Sachsens Ministerpräsident Kurt Biedenkopf (CDU) klagt gegen die missbräuchliche Anmeldung von Namen im Internet jetzt vor dem Bundesgerichtshof (BGH).

dpa DRESDEN. Mit einem Musterprozess will Biedenkopf eine unbefugte Namensnutzung generell unterbinden lassen, teilte die Staatsregierung am Donnerstag in Dresden mit. Biedenkopf war in dieser Sache selbst Betroffener. Ein Mann aus Bayern hatte Biedenkopfs Namen im Internet verwendet. Dagegen ging der Ministerpräsident erfolgreich gerichtlich vor.

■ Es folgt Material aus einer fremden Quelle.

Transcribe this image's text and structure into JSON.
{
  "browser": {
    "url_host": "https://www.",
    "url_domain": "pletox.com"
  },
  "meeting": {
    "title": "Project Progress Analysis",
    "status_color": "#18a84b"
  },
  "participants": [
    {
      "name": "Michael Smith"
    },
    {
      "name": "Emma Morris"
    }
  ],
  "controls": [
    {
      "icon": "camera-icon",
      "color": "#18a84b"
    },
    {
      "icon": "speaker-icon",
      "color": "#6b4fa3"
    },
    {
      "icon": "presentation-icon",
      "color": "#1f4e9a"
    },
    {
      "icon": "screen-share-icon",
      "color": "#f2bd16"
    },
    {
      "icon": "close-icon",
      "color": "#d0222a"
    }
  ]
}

Eine zweite Klage, mit der Biedenkopf die Denic eG - die für die Registrierung von Internet-Adressen in Deutschland zuständige Institution - in die Pflicht nehmen wollte, wurde vom Oberlandesgericht Dresden (OLG) abgewiesen. Da dieses Anliegen jedoch von grundsätzlicher Bedeutung sei, ließ das OLG eine Revision ausdrücklich zu. Mit dem Musterprozess will Biedenkopf nun eine Überprüfungspflicht der Denic erreichen. Wenn der Namen eines Anmelders nicht mit dem beantragten Domain-Namen identisch ist, soll die Denic künftig verpflichtet werden, diesen Anmelder aufzufordern, seine Berechtigung zur Nutzung des fremden Namens nachzuweisen.